‘‘Hoje meu trabalho é um testemunho de vida artística’’. Essa declaração é o que resume o espetáculo ‘‘A Arte de Marcos Silva’’, em que o artista londrinense leva ao palco sua experiência de 27 anos em teatro, dança, canto e mímica. O trabalho, resultado de 17 anos de pesquisa na cultura oriental, será apresentado amanhã e domingo, às 20h30, no Teatro Zaqueu de Melo.
Marcos Silva declara que, aos 51 anos, enfrenta o palco como ‘‘a vida dentro da arte e a arte dentro da vida’’. ‘‘Como artista, sempre fui muito inquieto em relação à arte, por ter paixão. Hoje vejo que não era uma paixão fingida. Nunca alimentei sonhos. Acho que o trabalho pode falar por si’’, diz.

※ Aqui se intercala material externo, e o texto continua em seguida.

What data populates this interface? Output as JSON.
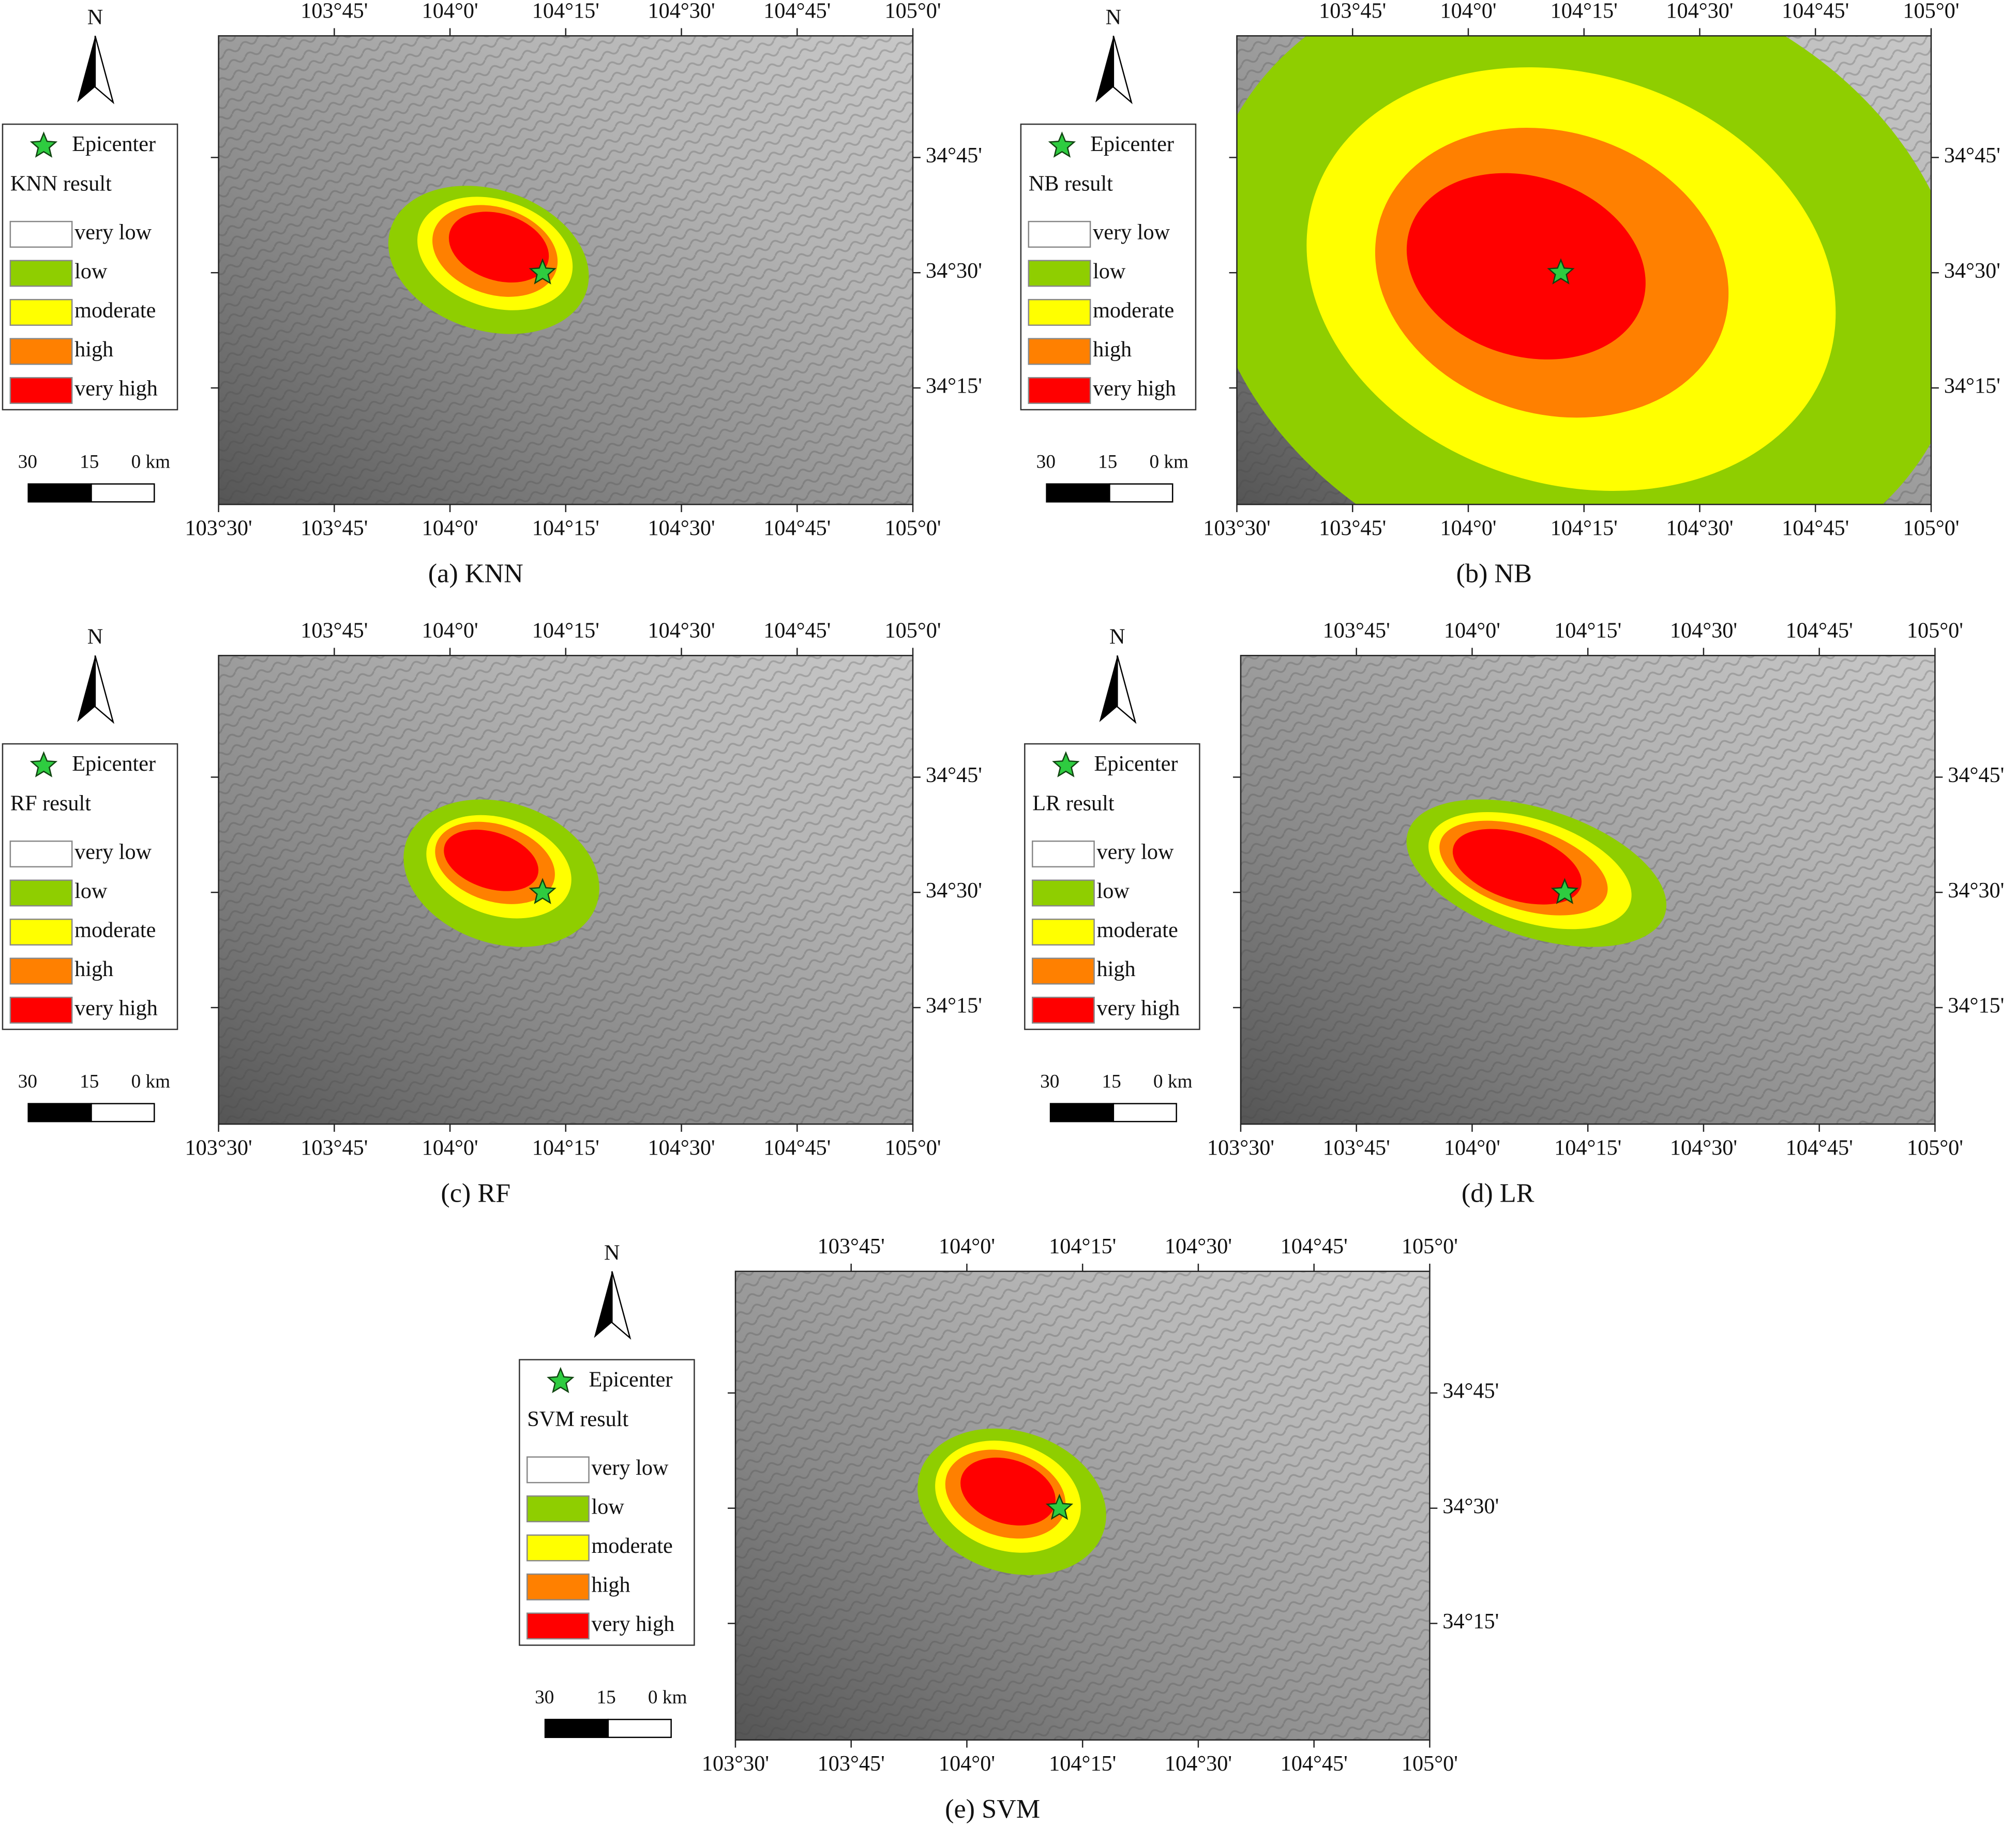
{
  "north": "N",
  "epicenter": "Epicenter",
  "classes": [
    "very low",
    "low",
    "moderate",
    "high",
    "very high"
  ],
  "class_colors": [
    "#ffffff",
    "#8fce00",
    "#ffff00",
    "#ff8000",
    "#ff0000"
  ],
  "epicenter_color": "#2ecc40",
  "scale_labels": [
    "30",
    "15",
    "0 km"
  ],
  "axes": {
    "top": [
      "103°45'",
      "104°0'",
      "104°15'",
      "104°30'",
      "104°45'",
      "105°0'"
    ],
    "bottom": [
      "103°30'",
      "103°45'",
      "104°0'",
      "104°15'",
      "104°30'",
      "104°45'",
      "105°0'"
    ],
    "right": [
      "34°45'",
      "34°30'",
      "34°15'"
    ]
  },
  "panels": [
    {
      "legend_title": "KNN result",
      "caption": "(a) KNN"
    },
    {
      "legend_title": "NB result",
      "caption": "(b) NB"
    },
    {
      "legend_title": "RF result",
      "caption": "(c) RF"
    },
    {
      "legend_title": "LR result",
      "caption": "(d) LR"
    },
    {
      "legend_title": "SVM result",
      "caption": "(e) SVM"
    }
  ]
}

A montagem é dividida em duas partes. Na primeira, ele trabalha a expressão vocal na interpretação de músicas japonesas, norte-americanas e brasileiras. O espetáculo inicia com um canto-bravo (tipo de canto japonês que remete a um monólogo cantado ou falado), no qual usa a voz para interpretar mais de uma personagem. Depois de cinco minutos, o clima oriental é quebrado com uma interpretação de uma música do Bee Gees. Este trecho ainda inclui músicas brasileiras e até canto gregoriano. Para cada uma delas, Marcos Silva utiliza um figurino diferente. Ele encerra a primeira parte com um karaokê.
Um intervalo de 15 minutos e o intérprete volta ao palco para dançar histórias de samurais. Uma delas fala do Palácio das Garças Brancas e do Tsuru, o pássaro da felicidade. A outra é sobre um ambiente de festejo dos samurais antes da guerra. Finalmente, a história dos jovens samurais, que vão para a guerra, perdem e se suicidam. As duas peças de encerramento são danças de desafios, em que o artista usa uma lança e uma espada para contar a história de um samurai beberrão.
‘‘Esse trabalho mostra a pesquisa dos 17 anos em que venho treinando a arte oriental, que não fica excluída de outras artes. Faço questão de mostrar tudo que pesquisei como bailarino profissional, ator, intérprete... Não separo voz, texto, dança e atuação’’. Sem nunca ter ido ao Japão. Marcos Silva conta que tudo que sabe sobre a cultura oriental aprendeu com a comunidade nipo-brasileira em Londrina e com os professores Yoshihiro Kataoko (canto) e Sumiko Murakami (coreografias).
Marcos Silva lembra que desde criança cantava em rádio. Também fez aulas de canto, mas o salário que recebia mal dava para pagar a professora. Foi então que ele começou a ‘‘treinar’’ na Igreja, onde realizou seu primeiro trabalho por volta dos 17 anos. Depois, Marcos entrou o Núcleo de Teatro da UEL na década de 70, ficou 10 anos parado, voltou ao palco em ‘‘A Peste’’ (86), com o grupo Proteu, se formou em dança e realizou várias outras atividades. Este é quinto trabalho assinado por ele.
- ‘‘A Arte de Marcos Silva’’ - espetáculo do artista londrinense Marcos Silva. Amanhã e domingo, às 20h30, no Teatro Zaqueu de Melo (Av. Rio de Janeiro, 413), em Londrina. Direção geral: Marcos Silva. Ingressos a R$ 5,00 (à venda no local ou pelos telefones 43-342-8310 ou 9103-0504).